For as much as I hate to admit it, I too am guilty of treating law enforcement officers with suspicion and a fair amount of cynicism. More than that, I have told myself that I can and should expect little or nothing from them. I base this assumption not on my personal experience but on a collage of print and digital media reports, as well as the anecdotal evidence of others. My personal experience, however, paints a rather different picture.
There was the time I turned right into what I thought was a two way street but which evidently was a one way — in the opposite direction. Of course, it had to be a busy intersection at a busy time of day and consequently, I found myself in a tight spot – literally. I soon realised that a member of the metropolitan police had been a witness to the entire event and when he approached my vehicle, I anticipated the worst. Instead, after his emphasising the gravity of the situation I found myself in and my explaining that I was not familiar with that part of town, he not only helped me navigate my way out of the tight spot but also escorted me to the road I needed to be on to reach my destination. It was not the response I had expected but certainly the one I had hoped for — and needed.

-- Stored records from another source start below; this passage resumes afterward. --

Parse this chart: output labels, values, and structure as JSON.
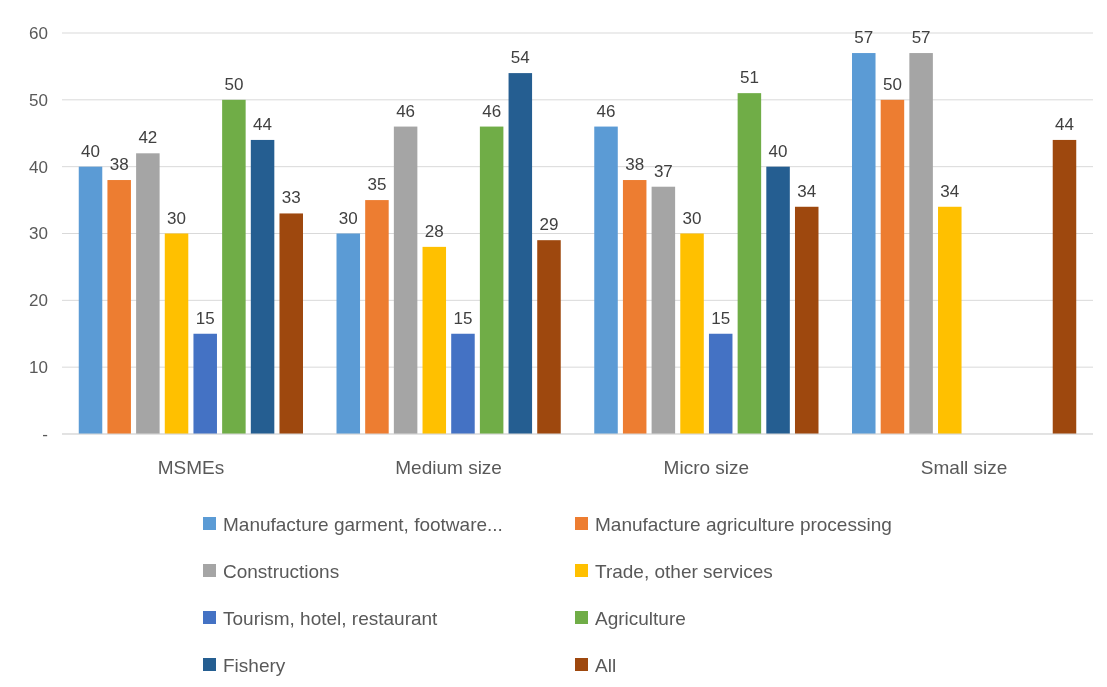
{
  "chart_data": {
    "type": "bar",
    "categories": [
      "MSMEs",
      "Medium size",
      "Micro size",
      "Small size"
    ],
    "series": [
      {
        "name": "Manufacture garment, footware...",
        "color": "#5b9bd5",
        "values": [
          40,
          30,
          46,
          57
        ]
      },
      {
        "name": "Manufacture agriculture processing",
        "color": "#ed7d31",
        "values": [
          38,
          35,
          38,
          50
        ]
      },
      {
        "name": "Constructions",
        "color": "#a5a5a5",
        "values": [
          42,
          46,
          37,
          57
        ]
      },
      {
        "name": "Trade, other services",
        "color": "#ffc000",
        "values": [
          30,
          28,
          30,
          34
        ]
      },
      {
        "name": "Tourism, hotel, restaurant",
        "color": "#4472c4",
        "values": [
          15,
          15,
          15,
          null
        ]
      },
      {
        "name": "Agriculture",
        "color": "#70ad47",
        "values": [
          50,
          46,
          51,
          null
        ]
      },
      {
        "name": "Fishery",
        "color": "#255e91",
        "values": [
          44,
          54,
          40,
          null
        ]
      },
      {
        "name": "All",
        "color": "#9e480e",
        "values": [
          33,
          29,
          34,
          44
        ]
      }
    ],
    "ylim": [
      0,
      60
    ],
    "yticks": [
      {
        "value": 0,
        "label": "-"
      },
      10,
      20,
      30,
      40,
      50,
      60
    ],
    "grid": "y",
    "data_labels": true,
    "legend": "bottom"
  }
}
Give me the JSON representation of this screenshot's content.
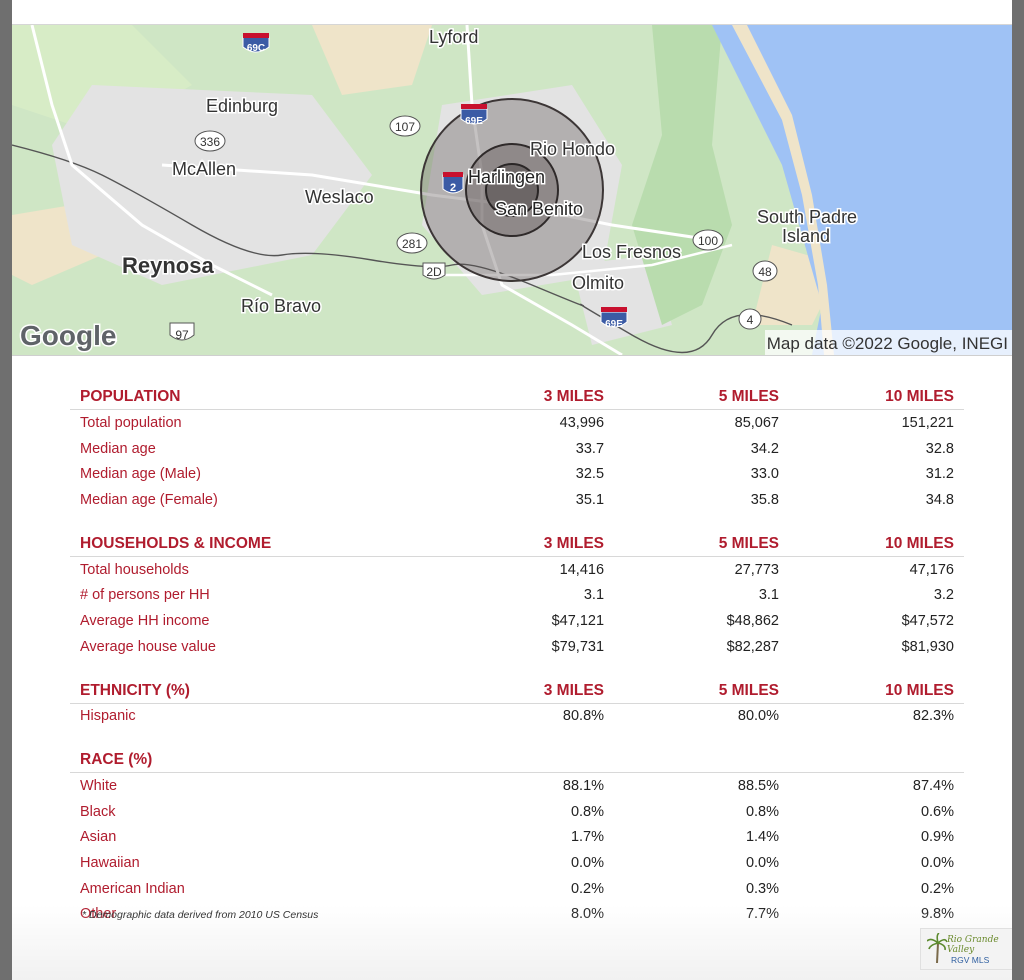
{
  "map": {
    "attribution": "Map data ©2022 Google, INEGI",
    "google_logo": "Google",
    "places": [
      "Lyford",
      "Edinburg",
      "McAllen",
      "Weslaco",
      "Harlingen",
      "Rio Hondo",
      "San Benito",
      "Reynosa",
      "Río Bravo",
      "Los Fresnos",
      "Olmito",
      "South Padre",
      "Island"
    ],
    "shields": [
      "69C",
      "336",
      "107",
      "69E",
      "2",
      "281",
      "2D",
      "100",
      "48",
      "97",
      "69E",
      "4"
    ]
  },
  "sections": [
    {
      "title": "POPULATION",
      "columns": [
        "3 MILES",
        "5 MILES",
        "10 MILES"
      ],
      "rows": [
        {
          "label": "Total population",
          "v": [
            "43,996",
            "85,067",
            "151,221"
          ]
        },
        {
          "label": "Median age",
          "v": [
            "33.7",
            "34.2",
            "32.8"
          ]
        },
        {
          "label": "Median age (Male)",
          "v": [
            "32.5",
            "33.0",
            "31.2"
          ]
        },
        {
          "label": "Median age (Female)",
          "v": [
            "35.1",
            "35.8",
            "34.8"
          ]
        }
      ]
    },
    {
      "title": "HOUSEHOLDS & INCOME",
      "columns": [
        "3 MILES",
        "5 MILES",
        "10 MILES"
      ],
      "rows": [
        {
          "label": "Total households",
          "v": [
            "14,416",
            "27,773",
            "47,176"
          ]
        },
        {
          "label": "# of persons per HH",
          "v": [
            "3.1",
            "3.1",
            "3.2"
          ]
        },
        {
          "label": "Average HH income",
          "v": [
            "$47,121",
            "$48,862",
            "$47,572"
          ]
        },
        {
          "label": "Average house value",
          "v": [
            "$79,731",
            "$82,287",
            "$81,930"
          ]
        }
      ]
    },
    {
      "title": "ETHNICITY (%)",
      "columns": [
        "3 MILES",
        "5 MILES",
        "10 MILES"
      ],
      "rows": [
        {
          "label": "Hispanic",
          "v": [
            "80.8%",
            "80.0%",
            "82.3%"
          ]
        }
      ]
    },
    {
      "title": "RACE (%)",
      "columns": [
        "",
        "",
        ""
      ],
      "rows": [
        {
          "label": "White",
          "v": [
            "88.1%",
            "88.5%",
            "87.4%"
          ]
        },
        {
          "label": "Black",
          "v": [
            "0.8%",
            "0.8%",
            "0.6%"
          ]
        },
        {
          "label": "Asian",
          "v": [
            "1.7%",
            "1.4%",
            "0.9%"
          ]
        },
        {
          "label": "Hawaiian",
          "v": [
            "0.0%",
            "0.0%",
            "0.0%"
          ]
        },
        {
          "label": "American Indian",
          "v": [
            "0.2%",
            "0.3%",
            "0.2%"
          ]
        },
        {
          "label": "Other",
          "v": [
            "8.0%",
            "7.7%",
            "9.8%"
          ]
        }
      ]
    }
  ],
  "footnote": "* Demographic data derived from 2010 US Census",
  "logo": {
    "line1": "Rio Grande Valley",
    "line2": "RGV MLS"
  },
  "colors": {
    "accent": "#b01c2e",
    "water": "#9fc2f5",
    "land": "#cfe6c5",
    "urban": "#e3e3e3",
    "radius": "#5a5050"
  }
}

Then there was the time my car was almost stolen. The genuine kindness and concern of a plainclothes cop who happened to be near the scene impressed me. As did the professional yet caring conduct of the uniformed police officers who arrived within minutes of his call. And I could go on. Yet, my mind insists on returning to what has become its default position, time and time again. Perhaps due in no small part to the fact that I know others’ experiences have unfortunately been vastly different to mine.

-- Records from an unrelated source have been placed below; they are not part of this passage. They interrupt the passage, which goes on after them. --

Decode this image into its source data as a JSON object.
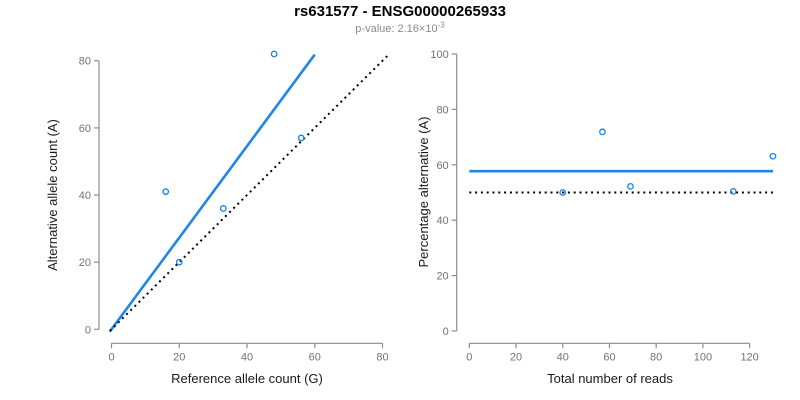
{
  "header": {
    "title": "rs631577 - ENSG00000265933",
    "pvalue_prefix": "p-value: 2.16×10",
    "pvalue_exponent": "-3"
  },
  "colors": {
    "accent_blue": "#1E86E6",
    "identity_black": "#000000",
    "axis_gray": "#8C8C8C",
    "tick_label_gray": "#737373",
    "axis_title_color": "#1A1A1A",
    "title_black": "#000000",
    "subtitle_gray": "#8A8A8A",
    "background": "#FFFFFF"
  },
  "chart_data": [
    {
      "type": "scatter",
      "panel": "left",
      "title": "rs631577 - ENSG00000265933",
      "subtitle": "p-value: 2.16×10^-3",
      "xlabel": "Reference allele count (G)",
      "ylabel": "Alternative allele count (A)",
      "xlim": [
        0,
        80
      ],
      "ylim": [
        0,
        80
      ],
      "xticks": [
        0,
        20,
        40,
        60,
        80
      ],
      "yticks": [
        0,
        20,
        40,
        60,
        80
      ],
      "grid": false,
      "legend": false,
      "marker": "open-circle",
      "points": [
        {
          "x": 16,
          "y": 41
        },
        {
          "x": 20,
          "y": 20
        },
        {
          "x": 33,
          "y": 36
        },
        {
          "x": 48,
          "y": 82
        },
        {
          "x": 56,
          "y": 57
        }
      ],
      "lines": [
        {
          "name": "fit-line",
          "kind": "ab",
          "slope": 1.364,
          "intercept": 0,
          "x_range": [
            -0.5,
            60
          ],
          "style": "solid",
          "color": "accent_blue"
        },
        {
          "name": "identity-line",
          "kind": "ab",
          "slope": 1,
          "intercept": 0,
          "x_range": [
            -0.5,
            81.8
          ],
          "style": "dotted",
          "color": "identity_black"
        }
      ]
    },
    {
      "type": "scatter",
      "panel": "right",
      "xlabel": "Total number of reads",
      "ylabel": "Percentage alternative (A)",
      "xlim": [
        0,
        130
      ],
      "ylim": [
        0,
        100
      ],
      "xticks": [
        0,
        20,
        40,
        60,
        80,
        100,
        120
      ],
      "yticks": [
        0,
        20,
        40,
        60,
        80,
        100
      ],
      "grid": false,
      "legend": false,
      "marker": "open-circle",
      "points": [
        {
          "x": 40,
          "y": 50.0
        },
        {
          "x": 57,
          "y": 71.9
        },
        {
          "x": 69,
          "y": 52.2
        },
        {
          "x": 113,
          "y": 50.4
        },
        {
          "x": 130,
          "y": 63.1
        }
      ],
      "lines": [
        {
          "name": "mean-percentage-line",
          "kind": "h",
          "y": 57.7,
          "style": "solid",
          "color": "accent_blue"
        },
        {
          "name": "null-50-percent-line",
          "kind": "h",
          "y": 50,
          "style": "dotted",
          "color": "identity_black"
        }
      ]
    }
  ]
}
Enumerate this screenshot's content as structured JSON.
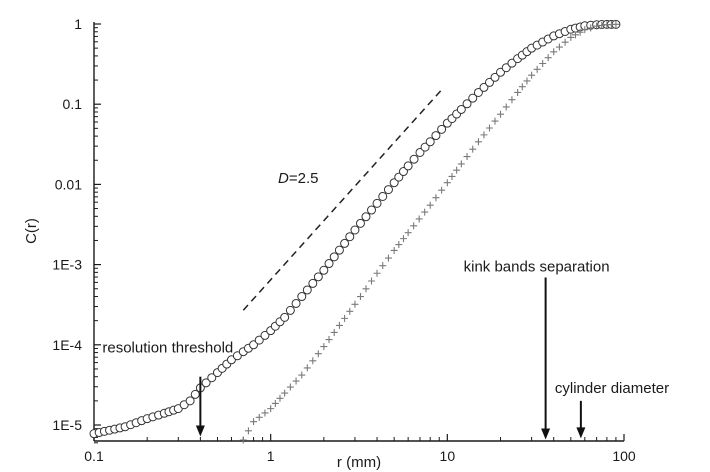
{
  "chart_data": {
    "type": "scatter",
    "x_scale": "log",
    "y_scale": "log",
    "xlim": [
      0.1,
      100
    ],
    "ylim": [
      5e-06,
      1
    ],
    "xlabel": "r (mm)",
    "ylabel": "C(r)",
    "grid": false,
    "x_ticks": [
      {
        "value": 0.1,
        "label": "0.1"
      },
      {
        "value": 1,
        "label": "1"
      },
      {
        "value": 10,
        "label": "10"
      },
      {
        "value": 100,
        "label": "100"
      }
    ],
    "y_ticks": [
      {
        "value": 1e-05,
        "label": "1E-5"
      },
      {
        "value": 0.0001,
        "label": "1E-4"
      },
      {
        "value": 0.001,
        "label": "1E-3"
      },
      {
        "value": 0.01,
        "label": "0.01"
      },
      {
        "value": 0.1,
        "label": "0.1"
      },
      {
        "value": 1,
        "label": "1"
      }
    ],
    "series": [
      {
        "marker": "open-circle",
        "x": [
          0.1,
          0.15,
          0.2,
          0.25,
          0.3,
          0.35,
          0.4,
          0.5,
          0.6,
          0.7,
          0.8,
          1,
          1.2,
          1.5,
          2,
          3,
          4,
          5,
          6,
          7,
          8,
          10,
          12,
          15,
          20,
          25,
          30,
          40,
          50,
          60,
          70,
          80,
          90
        ],
        "y": [
          7.8e-06,
          9.5e-06,
          1.2e-05,
          1.4e-05,
          1.6e-05,
          2e-05,
          2.9e-05,
          4.5e-05,
          6.5e-05,
          8.2e-05,
          0.0001,
          0.00015,
          0.00022,
          0.0004,
          0.00085,
          0.0027,
          0.0058,
          0.0105,
          0.017,
          0.025,
          0.034,
          0.058,
          0.086,
          0.14,
          0.25,
          0.37,
          0.5,
          0.71,
          0.86,
          0.95,
          0.98,
          0.99,
          0.99
        ]
      },
      {
        "marker": "plus",
        "x": [
          0.7,
          0.8,
          1,
          1.2,
          1.5,
          2,
          3,
          4,
          5,
          6,
          8,
          10,
          12,
          15,
          20,
          25,
          30,
          40,
          50,
          60,
          70,
          80,
          90
        ],
        "y": [
          6.5e-06,
          1.1e-05,
          1.6e-05,
          2.5e-05,
          4.2e-05,
          9.5e-05,
          0.00032,
          0.00078,
          0.0015,
          0.0025,
          0.0055,
          0.0105,
          0.018,
          0.034,
          0.075,
          0.14,
          0.23,
          0.45,
          0.68,
          0.85,
          0.94,
          0.98,
          0.99
        ]
      }
    ],
    "reference_line": {
      "label_prefix": "D",
      "label_suffix": "=2.5",
      "x": [
        0.7,
        9.5
      ],
      "y": [
        0.00027,
        0.16
      ]
    },
    "annotations": [
      {
        "text": "resolution threshold",
        "arrow_x": 0.4,
        "arrow_from_y": 4e-05,
        "arrow_to_y": 7.2e-06
      },
      {
        "text": "kink bands separation",
        "arrow_x": 36,
        "arrow_from_y": 0.00069,
        "arrow_to_y": 6.6e-06
      },
      {
        "text": "cylinder diameter",
        "arrow_x": 57,
        "arrow_from_y": 2e-05,
        "arrow_to_y": 6.8e-06
      }
    ]
  }
}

In my opinion, this is a major part of the challenge in fighting crime in our nation: The fact that many of us have become passive bystanders in the fight. That is, for a number of different and often very personal reasons, we are hesitant to participate in the management of crime. We may feel powerless and disillusioned; be afraid of reprisals; or see the fight against crime as a job for the skilled and qualified only. Sadly, and I have heard this more than once, we do this to the benefit of only the criminal element in society.
Duty of every citizen
It is my firm belief that maintaining lawfulness is the duty of every citizen, and that our specific role should be to hold the police accountable and participate in the justice system in an appropriate yet meaningful way. But if we are to do this effectively, we cannot view law enforcement officers as inherently ‘bad’. We need to give them the benefit of the doubt (It does, however, go without saying that it is important to be vigilant, especially at night and when alone, to apply wisdom to every situation and to know our legal rights should we have the misfortune to find ourselves on the wrong side of the law, for whatever reason). We have the right to demand the highest form of conduct from all those responsible for law enforcement, and that they do their job to the best of their training and ability. They cannot do it alone, however; they need our cooperation and assistance. This necessarily means that we ‘police’ ourselves first and others second, and that we become more involved members of our local communities, willing to work alongside and with the police in the fight against crime. For in the words of Alexsandr Solzhenitsyn: “Justice is conscience, not a personal conscience but a conscience of the whole of humanity. Those who clearly recognise the voice of their own conscience usually recognise also the voice of justice”.